My answer: Yes, we do! It's called "teaching responsibility." Up until recently, every generation of youth has had to learn that some mistakes -- or conscious decisions -- carry lifelong consequences, be it playing with guns, driving intoxicated or using recreational drugs. In the case of "a scrappy working-class girl who gets knocked up, smokes pot and rides around enjoying her youth until she decides it's time to get herself together," the consequences can affect generations.
It seems to me that if Ms. Marshall's film had stuck closer to the real-life experiences of Beverly Donofrio, she would have made an even stronger case that "teenage motherhood [i]s a tragedy with many victims, a terrible mistake that must be derided in art as in public service announcements ..."
-- Austin W. Troxell
If Amy Benfer thinks director Penny Marshall turned "Riding in Cars with Boys" into a two-hour infomercial on teen abstinence and the havoc selfish young parents can wreak in their kids' lives, it might be simply because Marhsall spent some time actually talking to Beverly Donofrio.

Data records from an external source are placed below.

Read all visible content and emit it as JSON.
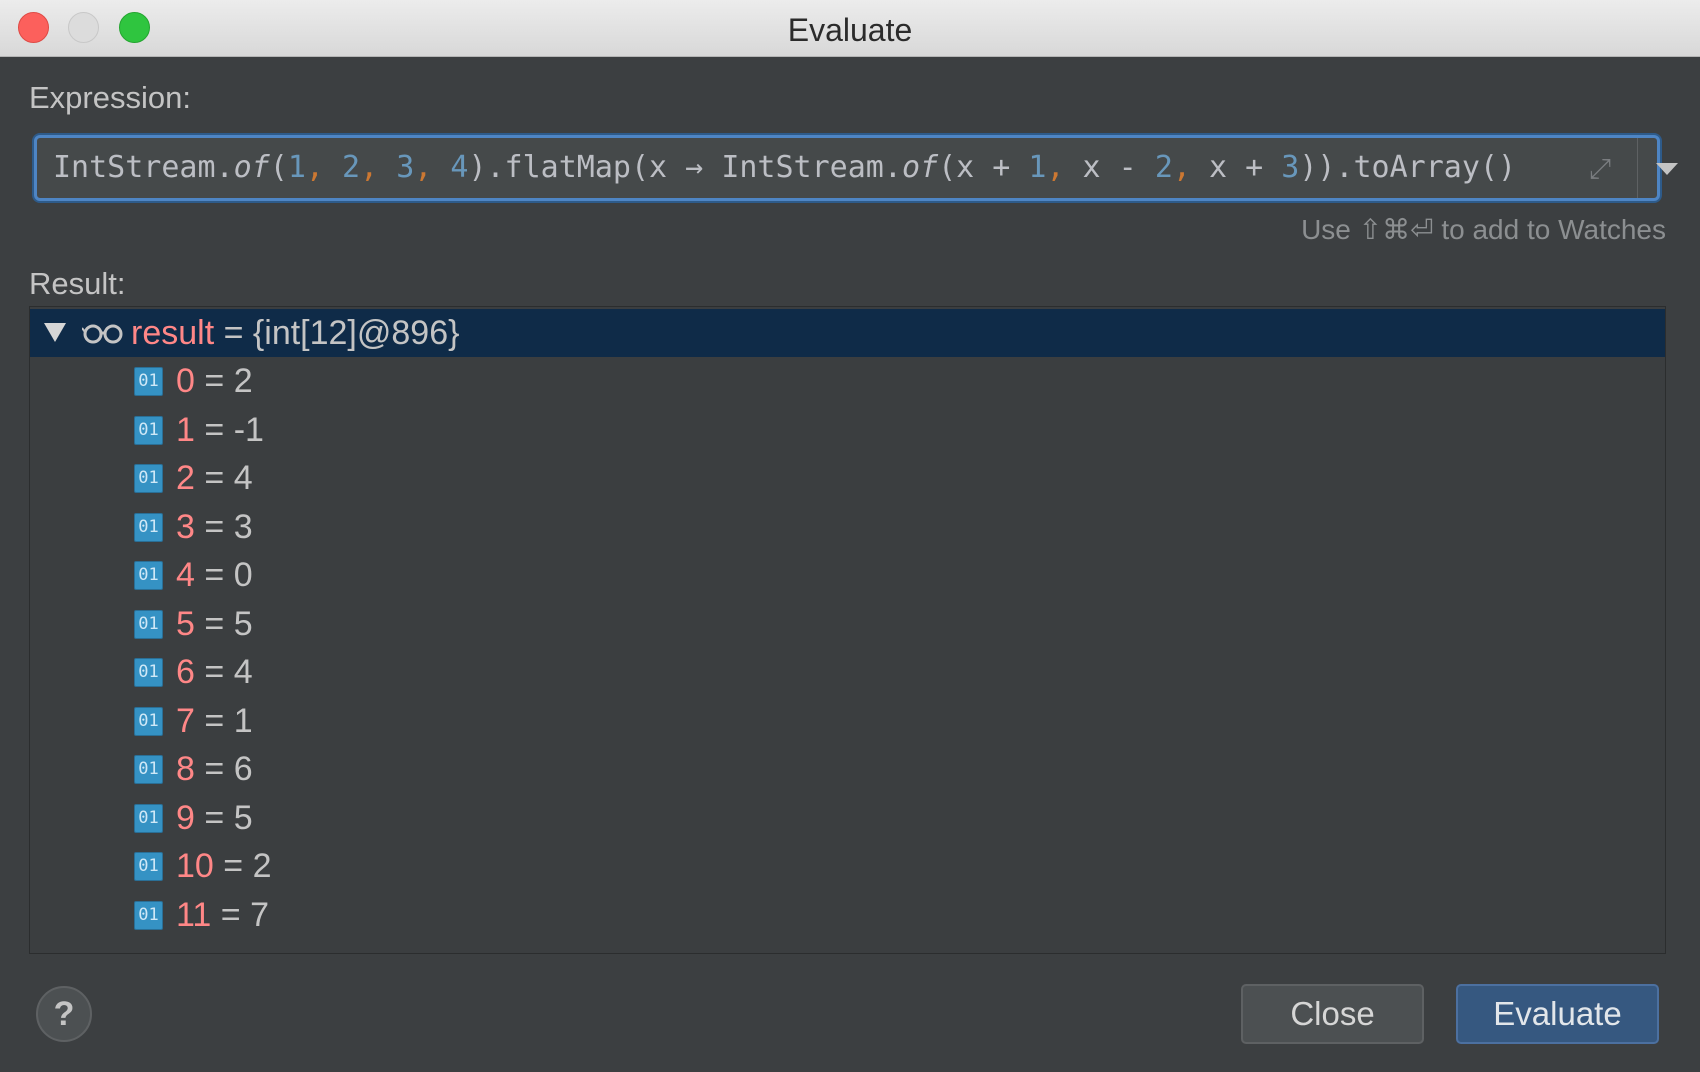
{
  "window": {
    "title": "Evaluate"
  },
  "expression": {
    "label": "Expression:",
    "value": "IntStream.of(1, 2, 3, 4).flatMap(x -> IntStream.of(x + 1, x - 2, x + 3)).toArray()",
    "hint": "Use ⇧⌘⏎ to add to Watches"
  },
  "result": {
    "label": "Result:",
    "root": {
      "name": "result",
      "equals": "=",
      "value": "{int[12]@896}"
    },
    "items": [
      {
        "index": "0",
        "value": "2"
      },
      {
        "index": "1",
        "value": "-1"
      },
      {
        "index": "2",
        "value": "4"
      },
      {
        "index": "3",
        "value": "3"
      },
      {
        "index": "4",
        "value": "0"
      },
      {
        "index": "5",
        "value": "5"
      },
      {
        "index": "6",
        "value": "4"
      },
      {
        "index": "7",
        "value": "1"
      },
      {
        "index": "8",
        "value": "6"
      },
      {
        "index": "9",
        "value": "5"
      },
      {
        "index": "10",
        "value": "2"
      },
      {
        "index": "11",
        "value": "7"
      }
    ],
    "int_icon_text": "01"
  },
  "buttons": {
    "help": "?",
    "close": "Close",
    "evaluate": "Evaluate"
  },
  "colors": {
    "accent": "#4e85c4",
    "selection": "#0f2b48",
    "name": "#ff8787",
    "number": "#6897bb",
    "comma": "#cc7832"
  },
  "icons": {
    "close_window": "close-window-icon",
    "minimize_window": "minimize-window-icon",
    "zoom_window": "zoom-window-icon",
    "expand": "expand-icon",
    "history_dropdown": "chevron-down-icon",
    "tree_toggle": "triangle-down-icon",
    "watch": "watch-glasses-icon",
    "primitive_int": "int-value-icon"
  }
}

"Looking for Mary" is Donofrio's newest book, the story of her wrecked relationship with her son, Jason, her search for faith, and as she's put it already, an apology for "Riding in Cars with Boys." In "Looking for Mary," Donofrio says, yes, she was a selfish mother, she did whatever she wanted to do 24/7 and Jason paid the price. She talks about her relationships with abusive artists in New York, about Jason's therapy and their years of estrangement. She was, she says, deeply, deeply sad. It's only years later, with the unfolding of Donofrio's spiritual life, that she's been able to rebuild her relationship with Jason. It may be that Donofrio had a deep enough sense of conscience to want to keep the world from thinking she was a hero, and a great mom, when in truth, she spent years wracked with guilt about her choices. If that's not the "Riding in Cars" that Benfer knows, at least it's closer to the truth.
-- V. Rueckert
With all due respect, what Ms. Benfer is really saying with her smug self-congratulatory piece is that it is the duty of all those mundane normal people to gladly pay up so she can have all the second chances she wants. Note how she makes the point about welfare (in another smug manner).
Here's the reality. If it weren't for all of us dull, boring types that use protection and carefully avoid her situation until we are in a life position to handle it on our own, there wouldn't be any bank for her brave "bad kids/bohos" to raid. Ms. Donofrio's brave life, which she drones on about, is actually subsidized by all the rest of us. But that is a message of reality deeper than the one she claims was whitewashed out -- and one she will never admit to.
I'm very glad my tax dollars are used to provide schmucks who can't control themselves advanced educations they can use to pontificate to the rest of us. It gives one a warm feeling. No charge, nor any need to say thanks, Ms. Benfer!